By Julie Brown Patton
Jonah Tomb Palace
Shown here are the remains of the Tomb of Prophet Yunus (Jonah), destroyed by Islamic State militants, in Mosul, Iraq. Reuters / Azad Lashkari

Archaeologists said they've uncovered a biblical palace in Iraq after Islamic State extremists destroyed what is believed to be the tomb of Jonah, which was built on the palace. 

"I've never seen something like this in stone at this large size," Prof Eleanor Robson, chair of the British Institute for the Study of Iraq, told Charisma News. "The objects don't match descriptions of what we thought was down there, so ISIL's destruction has actually led us to a fantastic find." 

Historians believe the palace was built for Assyrian King Sennacherib, renovated and expanded by Esarhaddon (681 to 669 B.C.) and renovated again by Ashurbanipal (669 to 627). It was partly destroyed during the Sack of Nineveh in 612 B.C., according to the Telegraph.

Extensive excavation of the palace had been impossible, because sometime in the early Christian period, a church was built on top of the tell. At the end of the seventh century AD, the Christian Patriarch Henanisho I took up residence there after being deposed from his post, imprisoned, and thrown off a cliff by his captors. Crippled for life, he would be buried at the site upon his death in AD 701. The church was renovated by the Patriarch Sargis in the late ninth century. At some point, the tradition seems to have developed that the tell and the church on top of it marked the grave of the Biblical prophet Jonah.

The tomb of Jonah was a key figure in Christianity, Judaism and Islam. The holy site is said to be the burial place of the prophet Jonah, who was swallowed by a whale or great fish in the Islamic and Judeo-Christian traditions. The tomb was inside a Sunni mosque called the Mosque of the Prophet Yunus, which is Arabic for Jonah. This prayer was found beneath the Throne. The angels said to Allah, "O Lord! A faint known voice from a strange land (is detected)." He asked them, "Do you not recognize it?""No, O Lord. Who is he?" He said, "My slave, Yunus."

The story of Jonah has special resonance for Christians, scholars Joel Baden and Candida Moss wrote in a piece on CNN's Belief Blog.
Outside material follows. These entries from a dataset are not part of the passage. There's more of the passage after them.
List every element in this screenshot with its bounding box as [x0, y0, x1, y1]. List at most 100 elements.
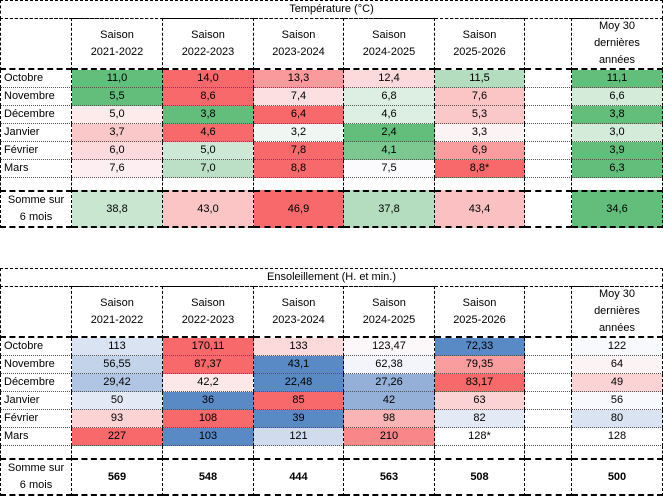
data-cell[interactable]: 3,0: [572, 124, 663, 142]
data-cell[interactable]: [525, 160, 572, 178]
data-cell[interactable]: 5,0: [72, 106, 163, 124]
data-cell[interactable]: [525, 410, 572, 428]
data-cell[interactable]: 64: [572, 356, 663, 374]
row-label[interactable]: Décembre: [0, 374, 72, 392]
row-label[interactable]: Février: [0, 142, 72, 160]
data-cell[interactable]: 39: [254, 410, 344, 428]
spacer-cell[interactable]: [525, 178, 572, 190]
column-header[interactable]: Saison 2023-2024: [254, 18, 344, 70]
sum-cell[interactable]: [525, 190, 572, 228]
data-cell[interactable]: 27,26: [344, 374, 435, 392]
data-cell[interactable]: 36: [163, 392, 254, 410]
data-cell[interactable]: 93: [72, 410, 163, 428]
spacer-cell[interactable]: [344, 178, 435, 190]
data-cell[interactable]: [525, 142, 572, 160]
data-cell[interactable]: 42: [344, 392, 435, 410]
data-cell[interactable]: 6,4: [254, 106, 344, 124]
data-cell[interactable]: [525, 338, 572, 356]
data-cell[interactable]: 4,1: [344, 142, 435, 160]
sum-cell[interactable]: 444: [254, 458, 344, 496]
data-cell[interactable]: 122: [572, 338, 663, 356]
data-cell[interactable]: 12,4: [344, 70, 435, 88]
column-header[interactable]: Saison 2025-2026: [435, 286, 525, 338]
data-cell[interactable]: 6,8: [344, 88, 435, 106]
row-label[interactable]: Novembre: [0, 356, 72, 374]
data-cell[interactable]: 11,5: [435, 70, 525, 88]
data-cell[interactable]: 6,0: [72, 142, 163, 160]
data-cell[interactable]: 123,47: [344, 338, 435, 356]
data-cell[interactable]: 62,38: [344, 356, 435, 374]
column-header[interactable]: [525, 286, 572, 338]
data-cell[interactable]: 5,0: [163, 142, 254, 160]
sum-cell[interactable]: 548: [163, 458, 254, 496]
row-label[interactable]: Décembre: [0, 106, 72, 124]
data-cell[interactable]: 7,0: [163, 160, 254, 178]
data-cell[interactable]: 79,35: [435, 356, 525, 374]
row-label[interactable]: Janvier: [0, 124, 72, 142]
data-cell[interactable]: 6,9: [435, 142, 525, 160]
column-header[interactable]: Saison 2021-2022: [72, 286, 163, 338]
data-cell[interactable]: 13,3: [254, 70, 344, 88]
data-cell[interactable]: 56: [572, 392, 663, 410]
data-cell[interactable]: 85: [254, 392, 344, 410]
data-cell[interactable]: 82: [435, 410, 525, 428]
data-cell[interactable]: 83,17: [435, 374, 525, 392]
data-cell[interactable]: 42,2: [163, 374, 254, 392]
data-cell[interactable]: 5,5: [72, 88, 163, 106]
data-cell[interactable]: 103: [163, 428, 254, 446]
data-cell[interactable]: 8,6: [163, 88, 254, 106]
column-header[interactable]: Saison 2022-2023: [163, 286, 254, 338]
data-cell[interactable]: 56,55: [72, 356, 163, 374]
data-cell[interactable]: 7,8: [254, 142, 344, 160]
spacer-cell[interactable]: [72, 178, 163, 190]
data-cell[interactable]: 133: [254, 338, 344, 356]
row-label[interactable]: Mars: [0, 428, 72, 446]
sum-cell[interactable]: 43,0: [163, 190, 254, 228]
data-cell[interactable]: 3,8: [163, 106, 254, 124]
spacer-cell[interactable]: [163, 178, 254, 190]
data-cell[interactable]: 3,7: [72, 124, 163, 142]
data-cell[interactable]: [525, 106, 572, 124]
data-cell[interactable]: [525, 374, 572, 392]
spacer-cell[interactable]: [435, 178, 525, 190]
data-cell[interactable]: 72,33: [435, 338, 525, 356]
data-cell[interactable]: 49: [572, 374, 663, 392]
data-cell[interactable]: 227: [72, 428, 163, 446]
data-cell[interactable]: 6,3: [572, 160, 663, 178]
spacer-cell[interactable]: [72, 446, 163, 458]
spacer-cell[interactable]: [254, 446, 344, 458]
spacer-cell[interactable]: [163, 446, 254, 458]
data-cell[interactable]: 210: [344, 428, 435, 446]
data-cell[interactable]: [525, 392, 572, 410]
spacer-cell[interactable]: [572, 446, 663, 458]
sum-cell[interactable]: 569: [72, 458, 163, 496]
data-cell[interactable]: [525, 88, 572, 106]
header-corner[interactable]: [0, 18, 72, 70]
data-cell[interactable]: [525, 124, 572, 142]
data-cell[interactable]: 3,8: [572, 106, 663, 124]
sum-cell[interactable]: [525, 458, 572, 496]
sum-cell[interactable]: 37,8: [344, 190, 435, 228]
row-label[interactable]: Mars: [0, 160, 72, 178]
data-cell[interactable]: 43,1: [254, 356, 344, 374]
data-cell[interactable]: 6,6: [572, 88, 663, 106]
data-cell[interactable]: 3,9: [572, 142, 663, 160]
data-cell[interactable]: 121: [254, 428, 344, 446]
sum-cell[interactable]: 38,8: [72, 190, 163, 228]
data-cell[interactable]: 80: [572, 410, 663, 428]
data-cell[interactable]: 87,37: [163, 356, 254, 374]
column-header[interactable]: Moy 30 dernières années: [572, 286, 663, 338]
column-header[interactable]: Saison 2022-2023: [163, 18, 254, 70]
row-label[interactable]: Octobre: [0, 70, 72, 88]
spacer-cell[interactable]: [435, 446, 525, 458]
column-header[interactable]: Moy 30 dernières années: [572, 18, 663, 70]
column-header[interactable]: Saison 2023-2024: [254, 286, 344, 338]
spacer-cell[interactable]: [572, 178, 663, 190]
column-header[interactable]: Saison 2021-2022: [72, 18, 163, 70]
data-cell[interactable]: 108: [163, 410, 254, 428]
data-cell[interactable]: [525, 356, 572, 374]
column-header[interactable]: Saison 2025-2026: [435, 18, 525, 70]
data-cell[interactable]: 8,8: [254, 160, 344, 178]
sum-cell[interactable]: 46,9: [254, 190, 344, 228]
row-label[interactable]: Novembre: [0, 88, 72, 106]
"In Christian tradition, the story of Jonah is an important one," they say. "Jonah's descent into the depths in the belly of the great fish and subsequent triumphant prophetic mission to Nineveh is seen as a reference to and prototype of the death and resurrection of Jesus."

Baden is professor of Hebrew Bible at Yale Divinity School. Moss is a professor of New Testament and early Christianity at the University of Notre Dame.

They refer to the destruction of Jonah's tomb as "an attack on both those Christians living in Iraq today and on the rich, if little-known, Christian heritage of the region."

Militants with the Islamic State in Iraq and Syria, or ISIS, planted explosives around the tomb and detonated them, civil defense officials there told CNN.

The book of Jonah tells the story of him resisting when God tells him to go to Nineveh to preach. Instead, Jonah sails in another direction, where he encounters a great storm and winds up being swallowed by a great fish. He spends a few days in the belly of the fish before emerging alive to follow God's instruction to go to Nineveh.